Monday, May 29, 2017

Massie Creek Gorge, a must see destination

Heads up to all you Southern Ohio river and stream fanatics, Massie Creek Gorge is a must see if you really want to understand our rivers and streams. Everything that makes our streams special all concentrated in one location. Glacial melt? check. Spectacular scenery? check. Compelling local history? check. Indian mounds and earthworks? Old mills? Jokulhlaups? Adena? End moraine? Check, check, check. Wait, a jokulhlaup? What's a jokulhlaups? One of those animals in a Dr Seus story? One of those bad taxidermy experiments using using rabbit and antelope parts? Nope, a jokulhlaup is the sudden, violent and short-lived increase in discharge of glacial meltwater. That's the cool part about lots of places in the Little Miami watershed like Massie Creek, or Glen Helen, or Clifton Gorge or Siebenthaler Fen, they expand your mind. You end up googling things you would have never in a million years looked up otherwise. 
You see our geography is a little more involved than most. It isn't the typical water as rain forms little streams that cut their way down to form valleys and combine to form bigger streams the way we all think these things work. 
Instead starting about 300,000 years ago, much of Ohio was covered several times by massive sheets of glacial ice that expanded from the north. The most recent advance of ice, the Wisconsinan, arrived from Canada about 24,000 years ago and lasted until about 14,000 years ago. Some of these were a mile thick! And these giant sheets of ice bulldozed everything in their path creating the flat cornfield country we see in the central part of the state. And as they melted and expanded things got a little wild. You have probably seen those ice caves and under the glacier streams on the Discovery Channel associated with modern glaciers? Picture those on a grand scale, and giant temporary lakes  of dammed up water and huge floods when the ice dams broke. Giant rivers like the  ancient Teays River were formed and then wiped back out again. That's why so many of our streams in southern Ohio seem backward, with the steep hillsides you normally see in the headwaters of streams in the lower portion of the stream and the flat country you normally see in the lower portion of  stream in the headwaters. And connecting the two are places like Massie Creek gorge, Clifton Gorge, Fort Ancient gorge etc. And that's just in the Little Miami watershed they are found all over southern Ohio on streams like Rocky Fork, Paint Creek or in the spectacular scenery at Hocking Hills and on and on. 

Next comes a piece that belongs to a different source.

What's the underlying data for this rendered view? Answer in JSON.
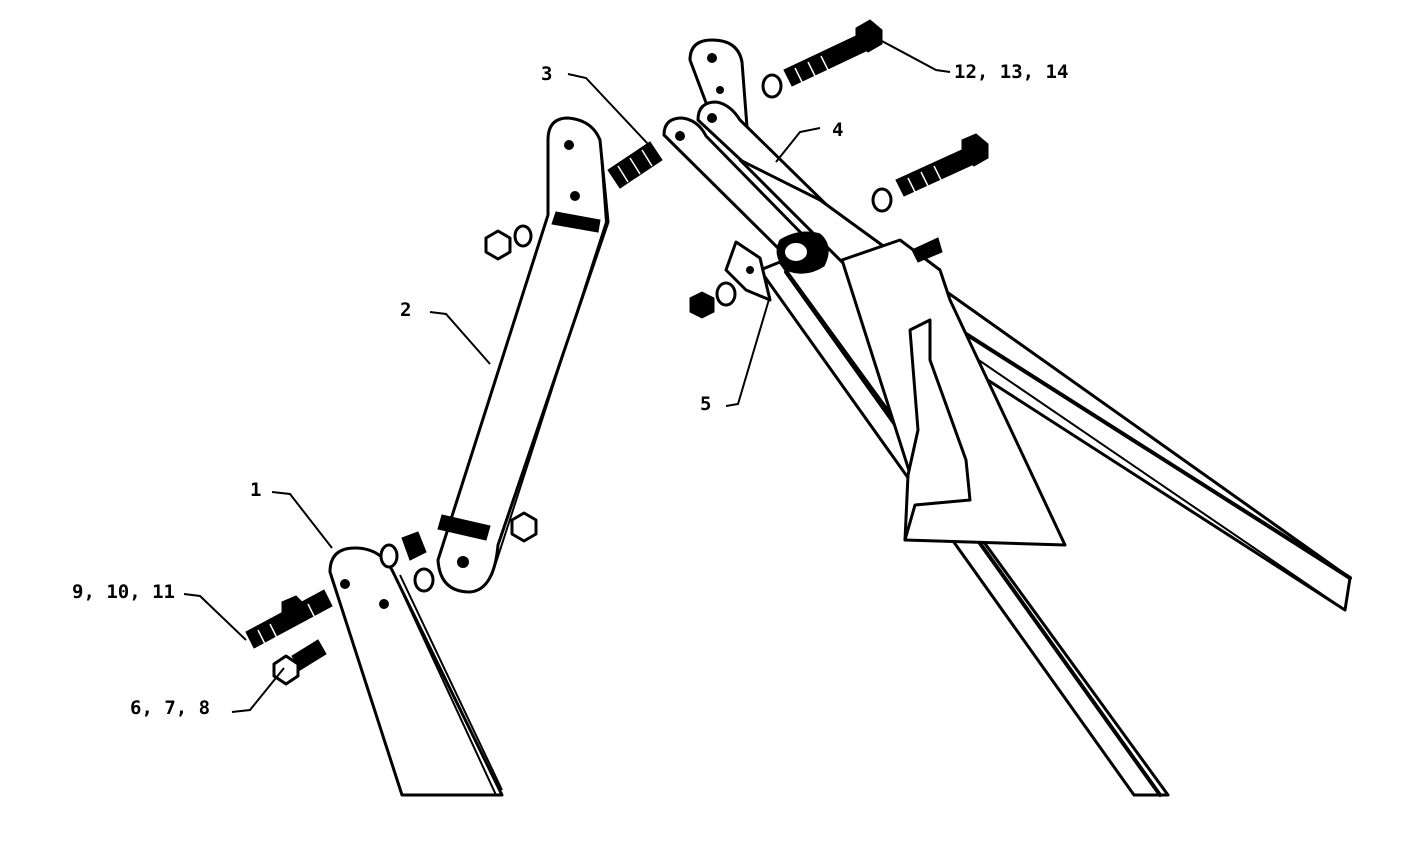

And it's not just geology that makes Massie Creek so interesting. There is the tall Williamson Mound, thought to be an Adena Mound built between 500 BC and 100 AD. It stands about 30' high and is 140' in diameter. Then there is the Pollock Works. The Pollock Works is a Hopewell culture (100 BC - AD 500) ceremonial center. It consists of a series of earthen embankments ranging from three to ten feet in height that partially enclose a large, 120-acre, plateau located along Massie Creek. AND...on top of the walls there is evidence that there was a wooden stockade built atop the walls. Maybe it was a bit of a fort as well? Th jury is still out a bit. It seems there was layer upon layer of Native American people using the site over thousands of years. And the history keeps coming. That big waterfall you see by the upper parking lot. Well look close in times of low water. Most of Cedar Cliff Falls is manmade though you would never know it. It was actually built to harness the creek to power several mills way back in the day. If you look closely there are signs of past mills and other remains of early settlers all along the trail following the creek. Also in three places on the day these photos were taken water just spouted from the dolomite cliffs that line the creek like water from  garden hose from some of the multitude of springs in the area. Like I said a little bit of everything compressed into one spot. And the woods was filled with wildflowers inbloom.  If you haven't been there and love the outdoors, Massie Creek Gorge is well worth spending some quality time at.